La Ampuyenta is a farming village to the center of the island of Fuerteventura; the village, which has about 200 inhabitants, is part of the municipality of Puerto del Rosario. The resort includes a few cultural attractions such as St. Peter of Alcantara chapel, one of the most beautiful chapels of the island, or the doctor’s house Mena.
La Ampuyenta is located in the middle of a fertile plain enough that crosses the road FV-20 main road of the island’s center, connecting Puerto del Rosario to Antigua. La Ampuyenta is 16 km from Puerto del Rosario, soon after Casillas del Ángel, and 5 km from Antigua.
The Chapel of St. Peter of Alcantara was built in the seventeenth century, founded in 1681 by Don Pedro Medina and his wife Doña Agustina de Bethencourt.
La Ermita de San Pedro de Alcántara is surrounded by a solid wall of protection, or Barbican, painted white. The chapel is a building with a single nave; the front is opened by a portal with round arch surmounted by an oculus. The high bell tower in gray stone, is arranged laterally on the Gospel wall, and not above the portal.
The interior of St. Peter’s chapel contains a rich collection of paintings, both murals that easel paintings; most are allegorical paintings of the life of San Pedro de Alcántara (1499-1562), Franciscan monk canonized in 1669 by Pope Clement IX. The murals date from the second half of the eighteenth century (1760) and are the work of an anonymous painter who probably also worked to Betancuria and La Oliva. The mural near the altar uses the technique of trompe l’oeil painting where meddle, architecture and sculpture, with rococo elements; it is considered one of the largest of the Canary Islands for the quality of the art and was nicknamed the St. Peter chapel the "Sistine Chapel of the Canary Islands." The chapel also houses many paintings and canvas paintings, polychrome wooden altarpiece, statues and a wooden pulpit of the eighteenth century.
St. Peter of Alcantara is celebrated on 19 October in La Ampuyenta.
Visit the chapel:
La Ermita de San Pedro de Alcántara is located on the esplanade at the Top of La Ampuyenta just behind the hospital of Dr. Mena.
Hours: in principle Tuesday to Saturday, 10 am to 18 pm, but unfortunately the chapel is rarely open. It is more likely to find the open chapel before Mass 17 am Saturday.
The house-museum of Dr. Mena is a representative example of a mansion from the mid-nineteenth century. This is the house of Dr. Tomás Mena y Mesa (1802-1868), a native of Buen Lugar near La Ampuyenta, the most famous son of the region.
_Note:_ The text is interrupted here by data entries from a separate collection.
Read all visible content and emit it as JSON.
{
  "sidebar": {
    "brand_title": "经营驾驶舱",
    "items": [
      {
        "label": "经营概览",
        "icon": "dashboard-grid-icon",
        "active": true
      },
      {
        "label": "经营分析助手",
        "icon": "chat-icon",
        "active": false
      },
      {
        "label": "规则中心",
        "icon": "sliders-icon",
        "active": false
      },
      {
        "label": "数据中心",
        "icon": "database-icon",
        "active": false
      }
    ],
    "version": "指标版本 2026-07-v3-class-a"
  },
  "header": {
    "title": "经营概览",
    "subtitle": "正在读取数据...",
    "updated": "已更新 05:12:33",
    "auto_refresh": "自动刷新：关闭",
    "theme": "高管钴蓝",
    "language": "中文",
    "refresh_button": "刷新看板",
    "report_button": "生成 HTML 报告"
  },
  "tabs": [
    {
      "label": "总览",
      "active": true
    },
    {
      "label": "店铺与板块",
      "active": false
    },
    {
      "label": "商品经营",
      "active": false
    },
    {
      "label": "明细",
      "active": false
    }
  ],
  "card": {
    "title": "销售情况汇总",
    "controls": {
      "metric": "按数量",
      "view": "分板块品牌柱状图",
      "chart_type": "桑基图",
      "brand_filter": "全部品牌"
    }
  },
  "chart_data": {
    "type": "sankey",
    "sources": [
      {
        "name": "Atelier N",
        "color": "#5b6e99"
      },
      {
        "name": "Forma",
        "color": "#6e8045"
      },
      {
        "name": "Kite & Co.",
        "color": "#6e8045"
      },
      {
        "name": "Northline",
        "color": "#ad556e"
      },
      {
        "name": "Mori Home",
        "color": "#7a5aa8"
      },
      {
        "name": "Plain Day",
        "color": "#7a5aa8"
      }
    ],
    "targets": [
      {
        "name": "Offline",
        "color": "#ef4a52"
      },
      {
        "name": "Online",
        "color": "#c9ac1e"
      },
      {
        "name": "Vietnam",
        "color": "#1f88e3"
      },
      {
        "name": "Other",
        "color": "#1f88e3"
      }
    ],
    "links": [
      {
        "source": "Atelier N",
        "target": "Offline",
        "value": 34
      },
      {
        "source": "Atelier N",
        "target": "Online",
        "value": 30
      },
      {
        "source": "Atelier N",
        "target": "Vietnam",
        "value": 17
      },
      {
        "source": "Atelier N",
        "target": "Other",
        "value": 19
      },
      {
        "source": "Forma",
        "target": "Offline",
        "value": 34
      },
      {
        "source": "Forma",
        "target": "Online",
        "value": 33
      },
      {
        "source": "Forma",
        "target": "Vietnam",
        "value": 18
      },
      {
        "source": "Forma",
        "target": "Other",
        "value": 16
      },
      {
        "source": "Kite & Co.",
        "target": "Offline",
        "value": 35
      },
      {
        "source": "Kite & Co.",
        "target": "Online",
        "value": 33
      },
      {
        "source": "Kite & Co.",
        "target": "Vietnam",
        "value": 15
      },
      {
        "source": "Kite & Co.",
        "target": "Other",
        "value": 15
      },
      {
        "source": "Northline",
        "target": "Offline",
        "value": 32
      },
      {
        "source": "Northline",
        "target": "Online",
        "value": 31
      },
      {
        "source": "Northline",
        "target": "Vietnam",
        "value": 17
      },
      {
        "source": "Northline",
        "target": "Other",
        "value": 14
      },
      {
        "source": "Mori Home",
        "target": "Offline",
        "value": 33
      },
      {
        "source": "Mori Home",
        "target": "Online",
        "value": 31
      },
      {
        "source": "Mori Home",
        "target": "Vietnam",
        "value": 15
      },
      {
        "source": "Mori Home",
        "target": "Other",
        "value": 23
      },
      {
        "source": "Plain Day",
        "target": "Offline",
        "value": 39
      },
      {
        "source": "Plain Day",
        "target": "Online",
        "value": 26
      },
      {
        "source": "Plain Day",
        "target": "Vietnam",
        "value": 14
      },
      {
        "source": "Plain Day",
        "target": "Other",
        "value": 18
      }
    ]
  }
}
After strong humanistic studies in the diocesan seminary of the Canary Islands Gran Canaria, he went to Havana (Cuba) in 1821, called his brother the priest Conrado Mena y Mesa in influential ecclesiastical position in this city. There he joined the University of Havana and received his doctorate in medicine, specializing in surgery. In 1831, he moved to Paris where he studied for six years at the Sorbonne University to obtain his doctorate in tropical medicine. In 1837 he returned to Havana where he acquired great fame as a physician caring for diseases such as cholera, yellow fever and other tropical diseases. He travels around the United States to update their knowledge and lecturing. In 1846, at the height of his fame, the University of Cadiz named him an honorary member of the faculty. In 1847 he returned to his native island where his mother still lives in La Ampuyenta. There practiced medicine without payment and studying the flora of the Canary Islands; he became the personal physician of Los Coroneles which at that time occupied the positions of power in the island. He died on July 10, 1868 in Santa Cruz de Tenerife where it rests in the cemetery.
In 1999 the Chapter of Fuerteventura acquires the house from the heirs of Dr. Mena into a museum that traces the life of this famous character. The house-museum of Dr. Mena is a house of two levels shaped “U” with a courtyard inside the walls. The tour through the different rooms to understanding what life was affluent Canaries in the mid nineteenth century in the island of Fuerteventura pretty miserable; one is even surprised by the luxury of this villa, curtains, tapestries, tableware of La Cartuja in Seville, large vases and furniture reported from Havana. Before the house a bust of Dr. Mena awaits visitors.
The house of Dr. Mena is normally open from Tuesday to Sunday, 9 am to 17 pm 30 30; free entry. It is currently closed.
The hospital in La Ampuyenta
When crossing La Ampuyenta by VF-20 we see white and red buildings road with the date 1891 inscribed on the pediment. This is the hospital project awarded with funds bequeathed by Dr. Mena who wanted this hospital bore the name “Hospital de Caridad San Conrado y San Gaspar” in tribute and gratitude to his brother and grandfather wore these names. Unfortunately these buildings never served to hospital because of conflicts with various authorities and rivalries with hospitals of Puerto de Cabras.